How to Look at Cheese

© Copyright 2022 Veron Zhou, Ryerson University. 

For lactose-intolerant people, cheese is either an antagonist or their guilty pleasure. In a world of cheeses, we often forget how cheese has infiltrated food culture and our diets. One can think of the cheese string commercials, parmesan cheese grated on pasta and ‘cheese pull’ videos that surround and encourage the consumption of cheese. Despite its popularity, cheese is easily forgotten in part due to its continued production and wide availability. Yet when one envisions a world without cheese, the effects are more drastic than expected as it would affect hundreds of recipes. A cheeseless world means no cream cheese frosting on red velvet cupcakes, no cheese on pizza and no mozzarella corn dogs. For some people, this would be devastating while others may be indifferent. 

the top left hand corner says "cheese types" in cursive. the remaining image shows 7 cheese types on top of a wooden cutting board. The cheese appear in various colors and tones of white and yellow. The cheeses also have different shapes such as round and sliced. From the top to the bottom of the poster appears the name and information regarding each cheese type beginning with "fresh mozzarella, soft brie, semi-soft pepper jack, hard mezzo secco, semi-hard robusto, blue stilton and goat chevre"
Fig. 1. Cheese Types. From FTD Fresh. “How to Make the Perfect Cheese Platter.” FTD by Design, ftd.com, 14 Dec. 2015, https://www.ftd.com/blog/celebrate/cheese-platter.

To an amateur, cheese is just cheese but if they looked closer perhaps they would notice the sheer variety of cheeses that exist with their distinct appearances, textures and shapes. For example, fig. 1 shows a small selection of cheese types that range from white to yellow while blue cheese has multiple colours. Looking closely, one can see the crack, holes and texture abnormalities on the cheeses such as on the mezzo secco (see fig. 1). Further, notice the different shapes with the mozzarella cheese as a circular ball while the brie is in a triangular slice (see fig. 1). To amateurs, these differences of appearance seem random but they actually distinguish cheese types and reveal aspects of their respective cheesemaking processes.

To cheesemakers and enthusiasts, the cheese’s appearance reveals its creation process. The most telling aspect is the presence of a rind which can be used to estimate the time the cheese spent aging and the toughness of the cheese texture (Kubick). Although processes may vary, the longer time spent aging results in thinner and denser rinds with a firmer cheese texture. For instance, the Robusto cheese has a thinner and compressed rind because it has aged longer so the texture would be harder than a goat cheese which has a thicker but softer rind with a softer texture (see fig. 1). Using the presence of a rind, cheesemakers and enthusiasts can gain insight into the cheese’s creation by looking at its surface appearance. 

It is important to note that the aging process is also relevant to the intensity of the flavour and aroma. The flavours may seem irrelevant when looking at cheese but it is how culinarians see cheese, by the possibility of their consumption. Due to the various flavours and textures, different cheeses will complement different dishes, for instance, mozzarella’s mild taste and soft texture go well in a simple Caprese salad while the stilton’s rich combination of sweet and nutty pairs with crackers and honey. The variety of cheese types allows chefs to see cheese through the ways it can be prepared and served to their guests. 

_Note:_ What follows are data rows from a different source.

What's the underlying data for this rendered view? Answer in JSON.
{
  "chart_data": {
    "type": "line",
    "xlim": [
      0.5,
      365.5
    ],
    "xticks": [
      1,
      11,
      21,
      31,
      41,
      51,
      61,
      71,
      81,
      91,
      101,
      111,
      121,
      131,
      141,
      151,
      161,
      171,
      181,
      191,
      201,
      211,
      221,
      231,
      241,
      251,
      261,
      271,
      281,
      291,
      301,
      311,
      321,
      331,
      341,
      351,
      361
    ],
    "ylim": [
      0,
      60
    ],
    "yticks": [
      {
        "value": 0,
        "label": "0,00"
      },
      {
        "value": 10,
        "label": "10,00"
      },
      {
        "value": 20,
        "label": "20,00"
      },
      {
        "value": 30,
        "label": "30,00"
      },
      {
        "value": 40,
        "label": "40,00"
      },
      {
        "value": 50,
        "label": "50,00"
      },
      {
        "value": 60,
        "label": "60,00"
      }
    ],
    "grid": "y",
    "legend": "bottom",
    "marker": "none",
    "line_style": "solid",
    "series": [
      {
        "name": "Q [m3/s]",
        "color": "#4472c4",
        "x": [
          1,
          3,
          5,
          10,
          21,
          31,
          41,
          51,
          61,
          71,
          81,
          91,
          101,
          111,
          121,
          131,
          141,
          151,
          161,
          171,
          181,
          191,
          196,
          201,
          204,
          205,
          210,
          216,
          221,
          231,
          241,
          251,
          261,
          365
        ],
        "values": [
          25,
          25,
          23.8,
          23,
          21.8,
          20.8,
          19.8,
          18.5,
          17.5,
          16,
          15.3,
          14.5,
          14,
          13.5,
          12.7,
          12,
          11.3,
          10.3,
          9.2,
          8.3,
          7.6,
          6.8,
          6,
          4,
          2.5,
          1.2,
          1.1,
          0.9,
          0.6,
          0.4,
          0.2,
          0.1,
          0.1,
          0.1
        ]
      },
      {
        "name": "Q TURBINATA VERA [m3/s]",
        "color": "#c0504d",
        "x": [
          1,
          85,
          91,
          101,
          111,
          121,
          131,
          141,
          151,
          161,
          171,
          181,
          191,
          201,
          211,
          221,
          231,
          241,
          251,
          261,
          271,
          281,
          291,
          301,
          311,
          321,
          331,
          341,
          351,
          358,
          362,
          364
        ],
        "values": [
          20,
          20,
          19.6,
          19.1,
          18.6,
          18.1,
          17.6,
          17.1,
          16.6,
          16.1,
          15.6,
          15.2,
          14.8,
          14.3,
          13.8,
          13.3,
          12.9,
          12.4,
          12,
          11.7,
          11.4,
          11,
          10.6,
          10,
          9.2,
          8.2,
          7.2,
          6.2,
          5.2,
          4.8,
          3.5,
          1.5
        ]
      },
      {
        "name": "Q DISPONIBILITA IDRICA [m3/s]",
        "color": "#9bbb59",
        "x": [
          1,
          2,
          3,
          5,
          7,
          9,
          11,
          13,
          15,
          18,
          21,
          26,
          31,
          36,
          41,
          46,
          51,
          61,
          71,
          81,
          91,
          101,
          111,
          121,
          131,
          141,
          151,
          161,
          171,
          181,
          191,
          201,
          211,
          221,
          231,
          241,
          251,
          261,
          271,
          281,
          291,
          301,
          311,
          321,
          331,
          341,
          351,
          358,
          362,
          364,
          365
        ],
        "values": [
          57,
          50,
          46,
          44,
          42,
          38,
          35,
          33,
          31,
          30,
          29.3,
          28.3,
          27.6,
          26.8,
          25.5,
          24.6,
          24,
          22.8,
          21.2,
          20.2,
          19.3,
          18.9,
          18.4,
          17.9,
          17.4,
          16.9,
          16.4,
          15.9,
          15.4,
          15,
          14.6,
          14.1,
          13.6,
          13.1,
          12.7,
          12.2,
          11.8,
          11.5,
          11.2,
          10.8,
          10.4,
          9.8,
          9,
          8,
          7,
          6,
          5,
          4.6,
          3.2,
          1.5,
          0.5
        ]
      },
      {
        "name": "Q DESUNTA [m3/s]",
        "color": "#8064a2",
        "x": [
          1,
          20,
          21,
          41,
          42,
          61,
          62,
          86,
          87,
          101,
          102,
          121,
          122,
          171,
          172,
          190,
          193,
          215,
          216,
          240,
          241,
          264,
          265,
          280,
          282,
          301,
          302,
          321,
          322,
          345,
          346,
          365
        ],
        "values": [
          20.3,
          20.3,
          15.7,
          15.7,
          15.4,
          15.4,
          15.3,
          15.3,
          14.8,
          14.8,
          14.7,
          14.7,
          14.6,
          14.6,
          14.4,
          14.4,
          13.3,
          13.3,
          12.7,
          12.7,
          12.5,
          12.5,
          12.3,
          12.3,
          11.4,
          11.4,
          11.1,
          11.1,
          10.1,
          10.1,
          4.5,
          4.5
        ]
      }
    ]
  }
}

You don’t have to like cheese but there are many ways to look at it. Next time you look at cheese, really look at it. Is it just cheese? Or is it ‘cheddar,’ ‘stilton,’ or ‘feta’? Look closely and perhaps you will see one that you want to try.

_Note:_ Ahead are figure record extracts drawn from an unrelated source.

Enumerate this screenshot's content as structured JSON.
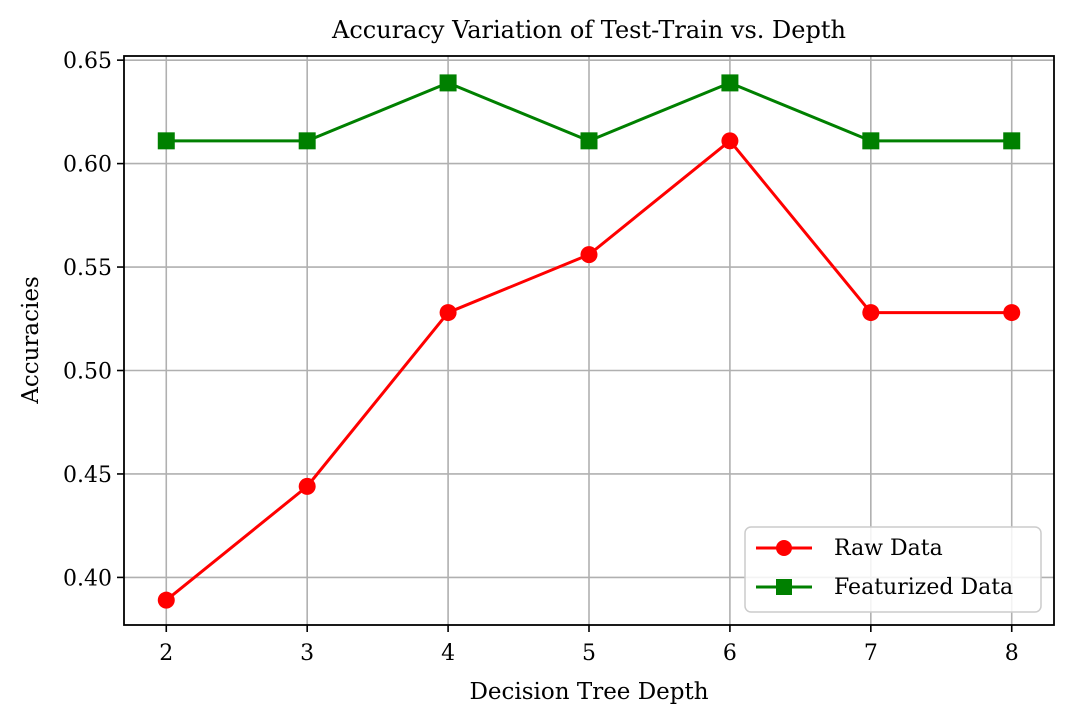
{
  "chart_data": {
    "type": "line",
    "title": "Accuracy Variation of Test-Train vs. Depth",
    "xlabel": "Decision Tree Depth",
    "ylabel": "Accuracies",
    "x": [
      2,
      3,
      4,
      5,
      6,
      7,
      8
    ],
    "x_ticks": [
      "2",
      "3",
      "4",
      "5",
      "6",
      "7",
      "8"
    ],
    "y_ticks": [
      "0.40",
      "0.45",
      "0.50",
      "0.55",
      "0.60",
      "0.65"
    ],
    "y_tick_values": [
      0.4,
      0.45,
      0.5,
      0.55,
      0.6,
      0.65
    ],
    "xlim": [
      1.7,
      8.3
    ],
    "ylim": [
      0.377,
      0.652
    ],
    "grid": true,
    "legend_position": "bottom-right",
    "series": [
      {
        "name": "Raw Data",
        "color": "#ff0000",
        "marker": "circle",
        "values": [
          0.389,
          0.444,
          0.528,
          0.556,
          0.611,
          0.528,
          0.528
        ]
      },
      {
        "name": "Featurized Data",
        "color": "#008000",
        "marker": "square",
        "values": [
          0.611,
          0.611,
          0.639,
          0.611,
          0.639,
          0.611,
          0.611
        ]
      }
    ]
  }
}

Images in this online exhibit are either in the public domain or being used under fair dealing for the purpose of research and are provided solely for the purposes of research, private study, or education.


Works Cited 

Kubick, Erica. “What Is This Shit All up on My Cheese? And…Can I Eat It?” Cheese Sex Death, www.cheesesexdeath.com/wtf-is-a-cheese-rind#:~:text=Left%20to%20their%20own%20devices,spices%2C%20and%20flavorings%20like%20paprika.